Why Burnham is not in the ‘Mainstream’ 

Barely a year into Starmer’s premiership, a new political organisation named Mainstream was co-founded within Labour. Burnham and Clive Lewis were co-founders alongside others committed, at least in pixels, to a “democratic socialist future.” So far, so good? Sure — it would be swell if Labour was less ragingly right-wing. Fewer drab Starmer Speeches would be welcome. Clive Lewis offering to sacrifice his own seat to achieve that suggests a degree of principle I won’t scoff at. But I simply don’t think Burnham will deliver that future. To understand why I’m poo-pooing Burnham, who is no doubt popular across much of Greater Manchester. That said, Reform UK are now too. Much of what he supports, or has historically supported, is in fact widely unpopular — even if the man himself is well liked. His historical record in office makes my case.

Burnham’s burning record

In 2003, Burnham voted to declare an entirely and foreseeably disastrous war on Iraq. He also backed the notoriously debunked UN Security Council resolution pressuring the country to disarm weapons it didn’t have, three weeks prior. That war killed at least one million Iraqis, triggered societal collapses, enabled endemic corruption, and cost the lives of many British soldiers and civilians alike. Oh, and he also voted against the inquiry into that war.  He’s not alone in that, having joined Labour Friends of Israel. He wasn’t quiet about his “friendship”, labelling the peaceful, righteous BDS movement “spiteful” and praising the Balfour Declaration. Incredibly, he called Israel a beacon of democracy with “a long history of protecting minorities and promoting civil rights.” Yeah, right (-wing).

He’s made conciliatory statements around Palestine — Middle East Eye makes a more sympathetic case for him. But he hasn’t, for example, pressured Greater Manchester Pension Fund to divest its many millions from Israeli genocide and apartheid, like it did against apartheid in white-dominated South Africa.
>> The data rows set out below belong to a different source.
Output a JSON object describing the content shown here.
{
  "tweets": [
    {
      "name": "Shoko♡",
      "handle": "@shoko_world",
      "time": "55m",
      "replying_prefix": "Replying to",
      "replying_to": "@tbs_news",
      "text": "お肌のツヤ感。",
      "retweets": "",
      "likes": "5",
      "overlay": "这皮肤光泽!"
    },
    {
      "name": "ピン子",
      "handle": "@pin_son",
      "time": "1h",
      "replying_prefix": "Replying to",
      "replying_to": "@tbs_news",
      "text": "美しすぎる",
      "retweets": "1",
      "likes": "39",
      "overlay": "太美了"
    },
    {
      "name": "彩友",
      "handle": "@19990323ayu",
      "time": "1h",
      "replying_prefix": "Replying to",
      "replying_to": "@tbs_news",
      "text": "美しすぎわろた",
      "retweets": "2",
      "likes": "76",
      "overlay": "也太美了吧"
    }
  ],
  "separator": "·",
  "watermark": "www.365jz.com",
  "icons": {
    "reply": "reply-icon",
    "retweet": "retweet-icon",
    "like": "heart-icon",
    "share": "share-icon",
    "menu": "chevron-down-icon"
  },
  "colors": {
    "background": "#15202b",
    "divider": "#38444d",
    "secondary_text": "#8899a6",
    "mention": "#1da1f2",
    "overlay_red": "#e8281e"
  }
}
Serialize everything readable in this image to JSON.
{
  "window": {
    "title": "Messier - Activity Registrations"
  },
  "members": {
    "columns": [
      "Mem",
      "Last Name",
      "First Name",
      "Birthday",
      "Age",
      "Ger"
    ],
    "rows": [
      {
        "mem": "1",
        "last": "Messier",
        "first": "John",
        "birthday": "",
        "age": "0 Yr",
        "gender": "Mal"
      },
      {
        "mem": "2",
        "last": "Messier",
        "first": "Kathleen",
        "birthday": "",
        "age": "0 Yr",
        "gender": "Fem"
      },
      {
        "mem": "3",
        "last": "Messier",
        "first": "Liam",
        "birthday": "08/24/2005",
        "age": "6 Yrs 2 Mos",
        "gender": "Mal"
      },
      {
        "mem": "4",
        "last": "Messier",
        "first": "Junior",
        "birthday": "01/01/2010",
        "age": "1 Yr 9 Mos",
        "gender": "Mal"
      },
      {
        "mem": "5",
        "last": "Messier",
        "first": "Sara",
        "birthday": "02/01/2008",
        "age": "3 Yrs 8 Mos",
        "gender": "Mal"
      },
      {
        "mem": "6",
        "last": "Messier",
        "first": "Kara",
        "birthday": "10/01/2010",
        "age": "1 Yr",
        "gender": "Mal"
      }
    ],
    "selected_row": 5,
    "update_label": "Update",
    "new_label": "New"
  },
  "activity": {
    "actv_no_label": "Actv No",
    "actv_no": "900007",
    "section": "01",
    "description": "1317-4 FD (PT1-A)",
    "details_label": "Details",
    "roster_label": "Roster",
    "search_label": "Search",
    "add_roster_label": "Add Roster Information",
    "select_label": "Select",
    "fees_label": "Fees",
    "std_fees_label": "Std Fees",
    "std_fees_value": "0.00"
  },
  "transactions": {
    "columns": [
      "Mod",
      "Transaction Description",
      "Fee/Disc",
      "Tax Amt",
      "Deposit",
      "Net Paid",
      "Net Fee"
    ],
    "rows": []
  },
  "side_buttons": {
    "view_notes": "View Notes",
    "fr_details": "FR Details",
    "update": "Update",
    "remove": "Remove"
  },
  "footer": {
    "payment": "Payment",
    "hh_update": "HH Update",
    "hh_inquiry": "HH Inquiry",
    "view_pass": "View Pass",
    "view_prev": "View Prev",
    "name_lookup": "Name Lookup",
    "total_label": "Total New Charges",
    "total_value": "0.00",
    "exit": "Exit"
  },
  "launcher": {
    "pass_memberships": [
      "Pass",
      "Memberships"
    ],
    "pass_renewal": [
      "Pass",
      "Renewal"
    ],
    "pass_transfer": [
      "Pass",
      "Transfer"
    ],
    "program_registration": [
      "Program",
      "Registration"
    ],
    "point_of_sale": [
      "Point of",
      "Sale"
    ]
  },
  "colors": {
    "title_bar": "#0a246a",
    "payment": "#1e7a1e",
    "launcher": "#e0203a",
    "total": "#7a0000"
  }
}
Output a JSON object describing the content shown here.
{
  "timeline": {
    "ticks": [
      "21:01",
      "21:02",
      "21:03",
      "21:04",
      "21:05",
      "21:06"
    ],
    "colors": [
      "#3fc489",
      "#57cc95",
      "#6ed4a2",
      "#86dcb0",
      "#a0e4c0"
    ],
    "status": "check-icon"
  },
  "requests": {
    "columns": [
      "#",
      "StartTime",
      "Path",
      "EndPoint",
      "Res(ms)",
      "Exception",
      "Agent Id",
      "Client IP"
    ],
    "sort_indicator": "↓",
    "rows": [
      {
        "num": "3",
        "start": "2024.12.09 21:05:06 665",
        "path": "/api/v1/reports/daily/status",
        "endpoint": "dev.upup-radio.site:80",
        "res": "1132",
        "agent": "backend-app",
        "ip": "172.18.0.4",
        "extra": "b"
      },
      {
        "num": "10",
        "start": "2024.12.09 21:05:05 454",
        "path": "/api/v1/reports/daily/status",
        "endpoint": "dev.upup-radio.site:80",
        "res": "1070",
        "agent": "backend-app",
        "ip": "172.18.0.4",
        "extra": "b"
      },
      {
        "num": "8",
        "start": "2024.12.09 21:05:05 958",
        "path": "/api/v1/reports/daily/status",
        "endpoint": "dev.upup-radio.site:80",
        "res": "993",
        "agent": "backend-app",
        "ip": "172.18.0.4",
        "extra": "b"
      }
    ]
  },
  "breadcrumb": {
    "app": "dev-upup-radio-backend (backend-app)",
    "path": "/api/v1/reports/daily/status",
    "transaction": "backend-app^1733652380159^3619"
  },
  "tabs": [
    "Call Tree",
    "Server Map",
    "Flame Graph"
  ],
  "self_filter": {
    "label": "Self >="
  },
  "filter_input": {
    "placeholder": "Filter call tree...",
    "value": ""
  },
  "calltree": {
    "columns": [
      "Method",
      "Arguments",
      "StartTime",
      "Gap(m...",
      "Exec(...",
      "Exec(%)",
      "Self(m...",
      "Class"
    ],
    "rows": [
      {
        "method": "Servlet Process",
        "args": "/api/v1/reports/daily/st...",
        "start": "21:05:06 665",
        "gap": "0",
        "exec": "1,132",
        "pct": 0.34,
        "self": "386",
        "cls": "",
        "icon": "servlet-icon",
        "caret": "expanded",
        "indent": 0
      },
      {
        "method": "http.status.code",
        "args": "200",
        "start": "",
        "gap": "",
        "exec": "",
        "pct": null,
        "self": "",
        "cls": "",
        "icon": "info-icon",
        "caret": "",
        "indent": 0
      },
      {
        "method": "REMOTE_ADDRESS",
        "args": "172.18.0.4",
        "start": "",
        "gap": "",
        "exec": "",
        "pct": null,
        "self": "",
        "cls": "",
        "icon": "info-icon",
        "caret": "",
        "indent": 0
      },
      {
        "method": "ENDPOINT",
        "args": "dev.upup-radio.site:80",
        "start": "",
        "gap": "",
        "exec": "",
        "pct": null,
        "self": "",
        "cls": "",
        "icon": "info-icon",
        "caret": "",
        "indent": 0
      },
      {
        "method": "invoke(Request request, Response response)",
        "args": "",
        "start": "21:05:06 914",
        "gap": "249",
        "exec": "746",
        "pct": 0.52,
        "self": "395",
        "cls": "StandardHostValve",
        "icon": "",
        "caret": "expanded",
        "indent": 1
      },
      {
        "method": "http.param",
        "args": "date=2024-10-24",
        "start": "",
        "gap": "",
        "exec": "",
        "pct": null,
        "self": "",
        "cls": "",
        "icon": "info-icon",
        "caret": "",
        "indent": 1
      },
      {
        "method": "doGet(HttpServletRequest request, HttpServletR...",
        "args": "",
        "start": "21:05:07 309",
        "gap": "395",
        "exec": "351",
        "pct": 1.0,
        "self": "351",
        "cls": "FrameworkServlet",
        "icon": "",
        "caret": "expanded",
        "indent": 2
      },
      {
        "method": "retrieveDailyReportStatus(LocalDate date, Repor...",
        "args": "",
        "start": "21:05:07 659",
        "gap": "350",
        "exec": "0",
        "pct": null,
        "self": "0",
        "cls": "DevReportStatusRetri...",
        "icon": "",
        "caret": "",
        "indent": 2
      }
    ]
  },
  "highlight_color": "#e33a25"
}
Burnham was even criticised by arch-neoliberal Cameron’s government for “posturing” against NHS privatisation, while supporting it during the Blair-Brown years. Not to mention he’s remained comfortably prominent through Blairism, Corbynism and now Starmerism (if something so definable exists), suiting himself to each guise.

Never trust a shapeshifter

I’m not deluded enough to think that Burnham isn’t popular and he would be better than Starmer – it’s not a high bar. If Burnham wins and gives us all proportional representation, I’ll eat my words. But I don’t trust Burnham’s promises. How can I trust someone who votes for an illegal, murderous war based on lies, flip-flops between both sides of the Israeli-Palestinian coloniser-colonised dynamic, and backs NHS privatisation? It’s clearly not just me that mistrusts Burnham — or, at least, I hold actual knowledge about Burnham’s record against his constant aura-branding. The public shouldn’t based on his record, like him as much as they do. How can we forget that millions marched against the Iraq War, most Britons dislike Israel, and 84% support a publicly owned, socialised NHS?

Covering the Gorton and Denton by-election in February, I met Labour-gone-Green and Labour-gone-Reform voters alike. Many said they would’ve voted for Burnham if he wasn’t blocked. Many cited his well-branded ‘Bee’ bus network and capped fares, his Covid-era posturing or his supposed personal charisma/brand/vision. Some liked his so-called “Manchesterism.” But we’ve seen where Labour’s fluid, PR-branding politics gets us — exactly where we are today. When Burnham tried and failed to stand against Jeremy Corbyn for leadership in 2015, he did so on a vacuous platform of “big change” — sound familiar? It’s almost as if the Starmer script was written in advance by the Blairite-Mandelson core, and they tried to run it sooner but failed. Now, it seems, they will fail again. Burnham might be a shot better than Starmer, sure. But don’t be fooled into thinking he can be trusted. Why trust a man who’s shapeshifted so often throughout his career? He’ll only shift again.